Improving automated scoring to allow for greater inclusion of performance tasks. Increasingly, there is a call to make tasks more authentic and to test students’ ability to reason or score their approach to a problem. These tasks can be designed by content experts, but scoring them quickly, with sufficient accuracy and reliability while allowing for more nuanced interpretations of the score requires additional research on our part.

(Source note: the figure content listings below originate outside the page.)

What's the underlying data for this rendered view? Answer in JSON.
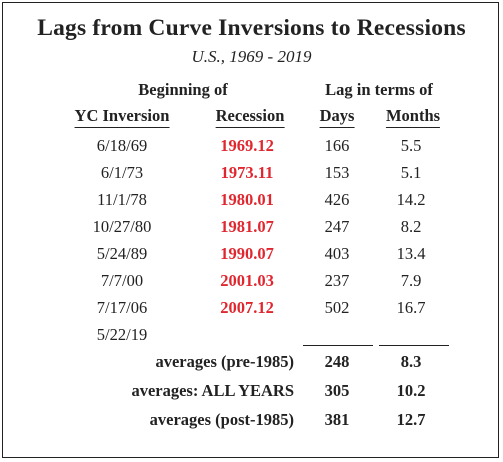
{
  "title": "Lags from Curve Inversions to Recessions",
  "subtitle": "U.S., 1969 - 2019",
  "headers": {
    "beginning_of": "Beginning of",
    "lag_in_terms_of": "Lag in terms of",
    "yc_inversion": "YC Inversion",
    "recession": "Recession",
    "days": "Days",
    "months": "Months"
  },
  "rows": [
    {
      "inversion": "6/18/69",
      "recession": "1969.12",
      "days": "166",
      "months": "5.5"
    },
    {
      "inversion": "6/1/73",
      "recession": "1973.11",
      "days": "153",
      "months": "5.1"
    },
    {
      "inversion": "11/1/78",
      "recession": "1980.01",
      "days": "426",
      "months": "14.2"
    },
    {
      "inversion": "10/27/80",
      "recession": "1981.07",
      "days": "247",
      "months": "8.2"
    },
    {
      "inversion": "5/24/89",
      "recession": "1990.07",
      "days": "403",
      "months": "13.4"
    },
    {
      "inversion": "7/7/00",
      "recession": "2001.03",
      "days": "237",
      "months": "7.9"
    },
    {
      "inversion": "7/17/06",
      "recession": "2007.12",
      "days": "502",
      "months": "16.7"
    },
    {
      "inversion": "5/22/19",
      "recession": "",
      "days": "",
      "months": ""
    }
  ],
  "averages": [
    {
      "label": "averages (pre-1985)",
      "days": "248",
      "months": "8.3"
    },
    {
      "label": "averages: ALL YEARS",
      "days": "305",
      "months": "10.2"
    },
    {
      "label": "averages (post-1985)",
      "days": "381",
      "months": "12.7"
    }
  ],
  "colors": {
    "recession_date": "#e0262e",
    "text": "#222222",
    "border": "#222222"
  }
}
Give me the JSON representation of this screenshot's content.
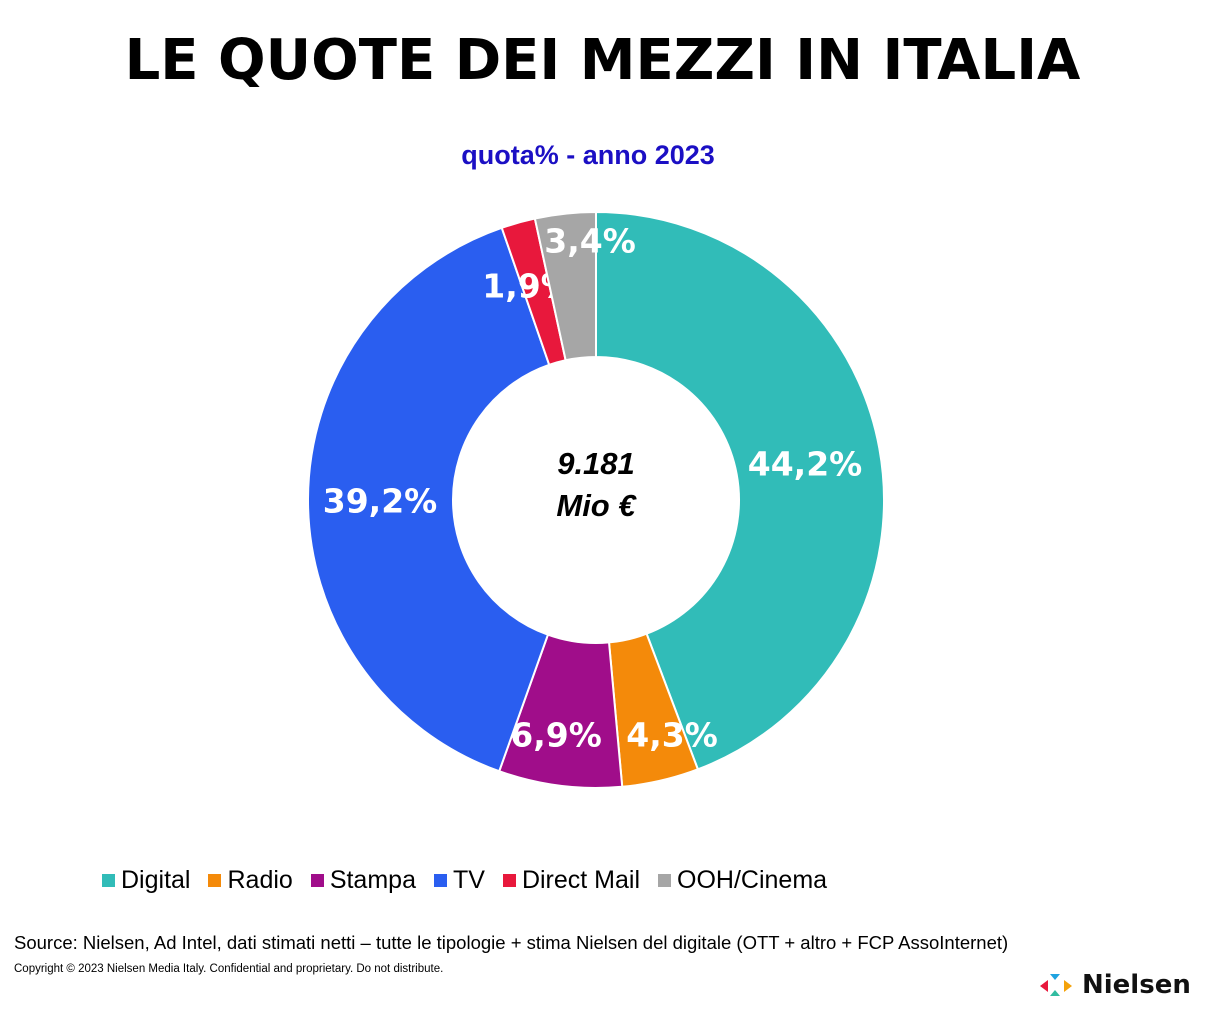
{
  "header": {
    "title": "LE QUOTE DEI MEZZI IN ITALIA",
    "subtitle": "quota% - anno 2023"
  },
  "chart_data": {
    "type": "pie",
    "title": "LE QUOTE DEI MEZZI IN ITALIA",
    "subtitle": "quota% - anno 2023",
    "donut": true,
    "center_label": [
      "9.181",
      "Mio €"
    ],
    "categories": [
      "Digital",
      "Radio",
      "Stampa",
      "TV",
      "Direct Mail",
      "OOH/Cinema"
    ],
    "values": [
      44.2,
      4.3,
      6.9,
      39.2,
      1.9,
      3.4
    ],
    "labels": [
      "44,2%",
      "4,3%",
      "6,9%",
      "39,2%",
      "1,9%",
      "3,4%"
    ],
    "colors": [
      "#31bcb8",
      "#f48a0a",
      "#a00d8a",
      "#2a5ef0",
      "#e8183c",
      "#a6a6a6"
    ],
    "legend_position": "bottom"
  },
  "footer": {
    "source": "Source: Nielsen, Ad Intel, dati stimati netti – tutte le tipologie + stima Nielsen del digitale (OTT  + altro +  FCP AssoInternet)",
    "copyright": "Copyright © 2023 Nielsen Media Italy. Confidential and proprietary. Do not distribute.",
    "logo_text": "Nielsen",
    "logo_colors": [
      "#e8183c",
      "#1fa3e0",
      "#f4a20a",
      "#31bca0"
    ]
  }
}
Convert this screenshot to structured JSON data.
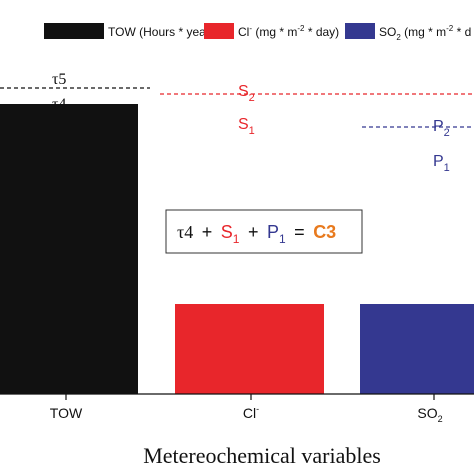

- Customizing assessment for individual interests while maintaining comparability. Our field has worked hard to ensure our tests are free from bias or content that may either penalize or trigger groups of students. However, recently there have been rumblings that we have so whitewashed our tests as to make them too boring for students to engage with and demonstrate their true ability. Early research on AP tests showed that students do not choose well when given an option to pick the prompt to respond to, but more research needs to be done on allowing students to pick a topic on which to read a text or conduct an experiment. We could also integrate books read during the school year into our tests, including history and science books, even when different schools or districts choose different books. But first, NCME members need to do the research and set parameters around the test design to ensure sufficient comparability.
In 2020, with the pandemic and Black Lives Matter protests, we are entering a new era. This year feels like another tipping point for education. Building more culturally sensitive assessments as well as increasing flexibility on when and where testing is done while maintaining sufficient reliability and validity is important now and requires us all to work together to achieve. I look forward to helping Ye Tong achieve her vision of integrating research with practice to build better assessments for our schools.